Die meisten Wissenschaftler jubeln, auch wenn die breite Öffentlichkeit noch skeptisch ist. Doch die Veröffentlichung der ersten so genannten Karte des menschlichen Genoms ist sicherlich ein großer Schritt für die Forschung. Das, was das internationale Humangenomprojekt am Montag als "Arbeitsversion" des gesamten menschlichen Genoms vorgelegt hat und was auf weltweiten Pressekonferenzen in Tokio, Paris, Peking, Berlin, London und Washington bekannt gegeben wurde, ist die Anordnung der DNS-Fragmente in der richtigen Reihenfolge und die Bestimmung der Buchstabenfolge von 85 Prozent der über drei Milliarden Buchstaben des menschlichen Erbguts. 20 Prozent der Daten liegen schon in ihrer endgültigen, 50 Prozent in einer nahezu fertiggestellten Fassung vor. Das selbstgesteckte Endziel einer Genauigkeit von 99,9 Prozent ist damit zwar noch nicht erreicht. Doch 60 Prozent aller Daten wurden allein in den letzten sechs Monaten gewonnen.

Der Grund für diese explosionsartige Vermehrung des Wissens liegt, wie André Rosenthal, Leiter des Instituts für Molekulare Biotechnologie in Jena, betonte, im Wettlauf des internationalen Sequenzierkonsortiums mit privaten Gentech-Firmen, vor allem der Celera Genomics des Amerikaners Craig Venter. Der Konkurrenzkampf wurde vor allem in den letzten Monaten erbittert geführt. Das öffentliche Humangenomprojekt, das im Gegensatz zu den privatwirtschaftlich arbeitenden Genforschern seine Daten täglich vollständig ins Internet stellt, besteht aus 16 Forschungseinrichtungen aus den USA, Großbritannien, Japan, Frankreich, China und Deutschland. "Ich bin fest der Meinung, dass wir noch in diesem oder im nächsten Jahr die 99prozentige Version haben werden", so Rosenthal.

Die weltweite, präzise getimte Verbreitung der Nachricht von der Vollendung des "Working Draft" soll nicht zuletzt den Konkurrenten Venter zur Zusammenarbeit motivieren, der zeitgleich eine Vorstellung seiner Version in Washington ankündigte. "Ich denke, dass es zu einer Fusion der Daten kommt, wenn nicht heute, dann in den nächsten Wochen", sagte Rosenthal. Das Businesskonzept von Celera sei durch die publizierten öffentlichen Daten unter Druck geraten, da die Pharmaindustrie nur für Exklusivdaten große Summen zahlen werde.

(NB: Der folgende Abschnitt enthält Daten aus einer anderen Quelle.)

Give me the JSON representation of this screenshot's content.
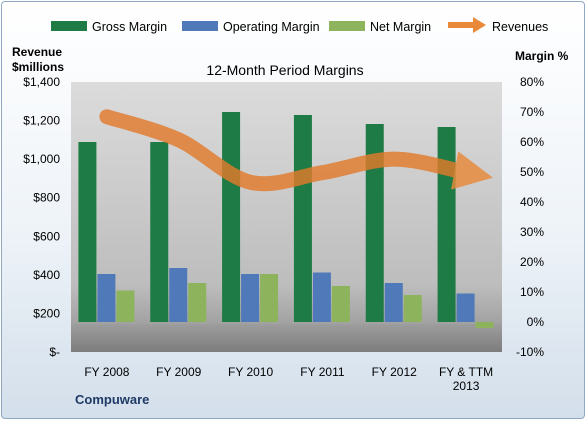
{
  "chart_data": {
    "type": "bar",
    "title": "12-Month Period Margins",
    "company_label": "Compuware",
    "categories": [
      "FY 2008",
      "FY 2009",
      "FY 2010",
      "FY 2011",
      "FY 2012",
      "FY & TTM 2013"
    ],
    "series": [
      {
        "name": "Gross Margin",
        "axis": "right",
        "kind": "bar",
        "color": "#1e7b45",
        "values": [
          60,
          60,
          70,
          69,
          66,
          65
        ]
      },
      {
        "name": "Operating Margin",
        "axis": "right",
        "kind": "bar",
        "color": "#4f79b8",
        "values": [
          16,
          18,
          16,
          16.5,
          13,
          9.5
        ]
      },
      {
        "name": "Net Margin",
        "axis": "right",
        "kind": "bar",
        "color": "#8db35c",
        "values": [
          10.5,
          13,
          16,
          12,
          9,
          -2
        ]
      },
      {
        "name": "Revenues",
        "axis": "left",
        "kind": "line",
        "color": "#e27b2c",
        "values": [
          1220,
          1100,
          880,
          930,
          1000,
          930
        ]
      }
    ],
    "y_left": {
      "label_line1": "Revenue",
      "label_line2": "$millions",
      "range": [
        0,
        1400
      ],
      "ticks": [
        0,
        200,
        400,
        600,
        800,
        1000,
        1200,
        1400
      ],
      "tick_labels": [
        "$-",
        "$200",
        "$400",
        "$600",
        "$800",
        "$1,000",
        "$1,200",
        "$1,400"
      ]
    },
    "y_right": {
      "label": "Margin %",
      "range": [
        -10,
        80
      ],
      "ticks": [
        -10,
        0,
        10,
        20,
        30,
        40,
        50,
        60,
        70,
        80
      ],
      "tick_labels": [
        "-10%",
        "0%",
        "10%",
        "20%",
        "30%",
        "40%",
        "50%",
        "60%",
        "70%",
        "80%"
      ]
    },
    "grid": false,
    "legend_position": "top"
  }
}
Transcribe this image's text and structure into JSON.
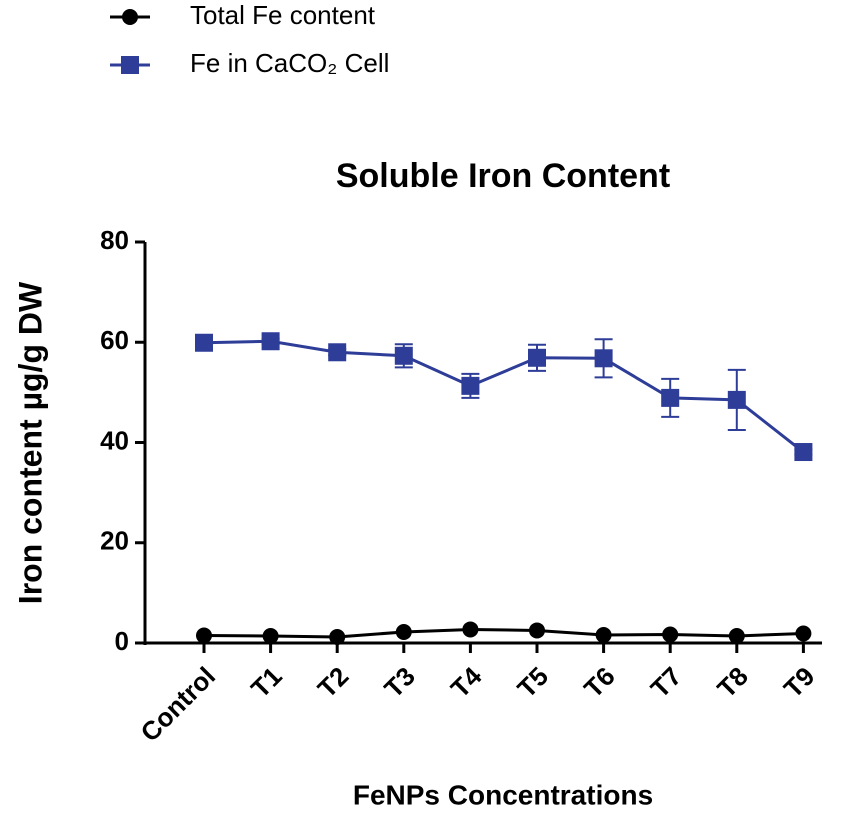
{
  "chart_data": {
    "type": "line",
    "title": "Soluble Iron Content",
    "x_label": "FeNPs Concentrations",
    "y_label": "Iron content µg/g DW",
    "categories": [
      "Control",
      "T1",
      "T2",
      "T3",
      "T4",
      "T5",
      "T6",
      "T7",
      "T8",
      "T9"
    ],
    "series": [
      {
        "name": "Total Fe content",
        "color": "#000000",
        "marker": "circle",
        "values": [
          1.5,
          1.4,
          1.2,
          2.2,
          2.7,
          2.5,
          1.6,
          1.7,
          1.4,
          1.9
        ]
      },
      {
        "name": "Fe in CaCO₂ Cell",
        "color": "#2e3d98",
        "marker": "square",
        "values": [
          59.9,
          60.2,
          58.0,
          57.3,
          51.3,
          56.9,
          56.8,
          48.9,
          48.5,
          38.1
        ],
        "errors": [
          0.5,
          0.5,
          0.6,
          2.3,
          2.4,
          2.6,
          3.8,
          3.8,
          6.0,
          0.5
        ]
      }
    ],
    "ylim": [
      0,
      80
    ],
    "yticks": [
      0,
      20,
      40,
      60,
      80
    ],
    "grid": false,
    "legend": "top-left"
  }
}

Als "unglaubliche Chance, den Menschen und seine Krankheiten auf einer ganz neuen Basis zu verstehen" bezeichnete Hans Lehrach vom Berliner Max-Planck-Institut für Molekulargenetik das Genomprojekt. In einer gigantischen Gemeinschaftarbeit wird hier seit 1990 der Bauplan des menschlichen Lebens kartiert und entziffert. Neben Jena und der Braunschweiger Gesellschaft für Biotechnologische Forschung bildet das Dahlemer Institut die dritte beteiligte deutsche Einrichtung.

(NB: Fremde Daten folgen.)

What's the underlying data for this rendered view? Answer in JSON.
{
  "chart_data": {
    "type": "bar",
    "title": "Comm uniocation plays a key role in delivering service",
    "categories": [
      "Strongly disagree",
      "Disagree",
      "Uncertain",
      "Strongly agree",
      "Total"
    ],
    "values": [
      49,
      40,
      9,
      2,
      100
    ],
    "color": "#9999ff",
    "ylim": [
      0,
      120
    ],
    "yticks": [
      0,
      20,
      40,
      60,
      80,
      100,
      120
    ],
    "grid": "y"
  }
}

Aus der Buchstabenschlange der DNS sollen die Gene herausgefiltert werden, die wohl nur drei bis fünf Prozent des Gesamtmaterials ausmachen. Rosenthal und Lehrach gehen davon aus, dass zehn bis 20 Prozent aller rund 40 000 menschlichen Gene bei der Entstehung komplexer Krankheiten beteiligt sind. Zu ihnen zählt Krebs, Herz-Kreislauf-Erkrankungen, Alzheimer, Diabetes und Fettsucht. Diese Gene könnten zu Zielscheiben neuer Medikamente werden und damit die Medizin revolutionieren. Der nächste Meilenstein ist für Rosenthal die Erforschung derjenigen genetischen Bausteine, die individuell verschieden sind. Daraus sollen individualisierte Behandlungskonzepte entspringen. Ein Ziel ist die personenspezifische Chemotherapie bei Krebs.

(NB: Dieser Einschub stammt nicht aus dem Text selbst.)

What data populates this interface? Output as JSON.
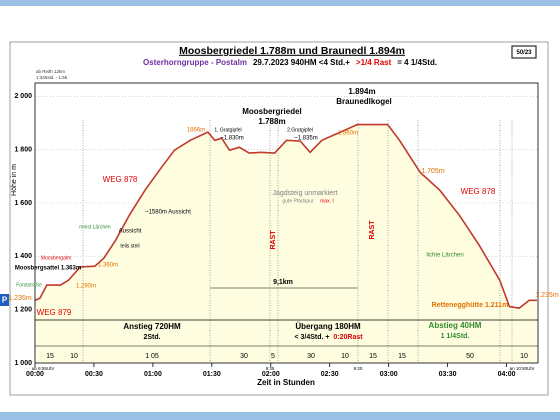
{
  "chart_data": {
    "type": "line",
    "title": "Moosbergriedel 1.788m und Braunedl 1.894m",
    "subtitle": [
      {
        "text": "Osterhorngruppe - Postalm",
        "color": "#7030a0"
      },
      {
        "text": "29.7.2023   940HM  <4 Std.+",
        "color": "#000000"
      },
      {
        "text": ">1/4 Rast",
        "color": "#e00000"
      },
      {
        "text": "= 4 1/4Std.",
        "color": "#000000"
      }
    ],
    "badge": "50/23",
    "x_label": "Zeit in Stunden",
    "y_label": "Höhe in m",
    "notes": [
      "ab Reith 12km",
      "1:345std. - 1:55"
    ],
    "x": [
      0,
      2.5,
      6,
      13,
      17,
      23,
      30.5,
      35,
      41,
      48,
      56,
      64,
      71,
      79,
      88,
      91.5,
      95,
      99,
      104,
      109,
      115,
      122,
      128,
      135,
      140,
      146,
      154,
      164,
      179.5,
      185.5,
      196,
      206,
      216,
      226,
      236.5,
      241.5,
      246.5,
      251.5,
      255.5
    ],
    "series": [
      {
        "color": "#c0392b",
        "values": [
          1235,
          1243,
          1292,
          1292,
          1310,
          1360,
          1363,
          1393,
          1460,
          1554,
          1648,
          1730,
          1798,
          1835,
          1866,
          1835,
          1843,
          1798,
          1809,
          1787,
          1790,
          1787,
          1835,
          1832,
          1790,
          1835,
          1861,
          1894,
          1894,
          1835,
          1715,
          1648,
          1554,
          1442,
          1311,
          1211,
          1206,
          1235,
          1235
        ]
      }
    ],
    "fill_color": "#fffde0",
    "xlim": [
      0,
      256
    ],
    "xticks": [
      {
        "value": 0,
        "label": "00:00"
      },
      {
        "value": 30,
        "label": "00:30"
      },
      {
        "value": 60,
        "label": "01:00"
      },
      {
        "value": 90,
        "label": "01:30"
      },
      {
        "value": 120,
        "label": "02:00"
      },
      {
        "value": 150,
        "label": "02:30"
      },
      {
        "value": 180,
        "label": "03:00"
      },
      {
        "value": 210,
        "label": "03:30"
      },
      {
        "value": 240,
        "label": "04:00"
      }
    ],
    "ylim": [
      1000,
      2050
    ],
    "yticks": [
      {
        "value": 1000,
        "label": "1 000"
      },
      {
        "value": 1200,
        "label": "1 200"
      },
      {
        "value": 1400,
        "label": "1 400"
      },
      {
        "value": 1600,
        "label": "1 600"
      },
      {
        "value": 1800,
        "label": "1 800"
      },
      {
        "value": 2000,
        "label": "2 000"
      }
    ],
    "grid": true,
    "annotations": [
      {
        "text": "1.894m",
        "color": "#000000"
      },
      {
        "text": "Braunedlkogel",
        "color": "#000000"
      },
      {
        "text": "Moosbergriedel",
        "color": "#000000"
      },
      {
        "text": "1.788m",
        "color": "#000000"
      },
      {
        "text": "1866m",
        "color": "#e07000"
      },
      {
        "text": "1. Gratgipfel",
        "color": "#000000"
      },
      {
        "text": "~1.830m",
        "color": "#000000"
      },
      {
        "text": "2.Gratgipfel",
        "color": "#000000"
      },
      {
        "text": "~1.835m",
        "color": "#000000"
      },
      {
        "text": "1.860m",
        "color": "#e07000"
      },
      {
        "text": "1.705m",
        "color": "#e07000"
      },
      {
        "text": "Jagdsteig unmarkiert",
        "color": "#808080"
      },
      {
        "text": "gute Pfadspur",
        "color": "#808080"
      },
      {
        "text": "max. I",
        "color": "#e00000"
      },
      {
        "text": "~1580m Aussicht",
        "color": "#000000"
      },
      {
        "text": "Aussicht",
        "color": "#000000"
      },
      {
        "text": "teils steil",
        "color": "#000000"
      },
      {
        "text": "meist Lärchen",
        "color": "#2e8b2e"
      },
      {
        "text": "WEG 878",
        "color": "#e00000"
      },
      {
        "text": "WEG 878",
        "color": "#e00000"
      },
      {
        "text": "WEG 879",
        "color": "#e00000"
      },
      {
        "text": "Forststraße",
        "color": "#2e8b2e"
      },
      {
        "text": "Moosbergalm",
        "color": "#e00000"
      },
      {
        "text": "Moosbergsattel 1.363m",
        "color": "#000000"
      },
      {
        "text": "1.360m",
        "color": "#e07000"
      },
      {
        "text": "1.290m",
        "color": "#e07000"
      },
      {
        "text": "1.235m",
        "color": "#e07000"
      },
      {
        "text": "1.235m",
        "color": "#e07000"
      },
      {
        "text": "Rettenegghütte 1.211m",
        "color": "#e07000"
      },
      {
        "text": "lichte Lärchen",
        "color": "#2e8b2e"
      },
      {
        "text": "RAST",
        "color": "#e00000"
      },
      {
        "text": "RAST",
        "color": "#e00000"
      },
      {
        "text": "9,1km",
        "color": "#000000"
      },
      {
        "text": "Anstieg 720HM",
        "color": "#000000"
      },
      {
        "text": "2Std.",
        "color": "#000000"
      },
      {
        "text": "Übergang 180HM",
        "color": "#000000"
      },
      {
        "text": "< 3/4Std. +",
        "color": "#000000"
      },
      {
        "text": "0:20Rast",
        "color": "#e00000"
      },
      {
        "text": "Abstieg 40HM",
        "color": "#2e8b2e"
      },
      {
        "text": "1 1/4Std.",
        "color": "#2e8b2e"
      },
      {
        "text": "ab 6:55Uhr",
        "color": "#000000"
      },
      {
        "text": "9:35",
        "color": "#000000"
      },
      {
        "text": "9:20",
        "color": "#000000"
      },
      {
        "text": "an 10:50Uhr",
        "color": "#000000"
      },
      {
        "text": "P",
        "color": "#ffffff"
      }
    ],
    "durations": [
      "15",
      "10",
      "1 05",
      "30",
      "5",
      "30",
      "10",
      "15",
      "15",
      "50",
      "10"
    ]
  }
}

Zu den Befürchtungen befragt, die sich mit der Kenntnis solcher persönlicher Gen-Daten verbinden, betonte Lehrach: "Es darf nicht passieren, dass solche Gendaten von Versicherungen und Arbeitgebern verlangt werden." Die Demokratie der Zukunft werde sich daran messen, dass diese neue Art des Personenschutzes garantiert werde. "Nicht der gläserne Mensch, sondern die gläserne Krebszelle" sei das Forschungsziel.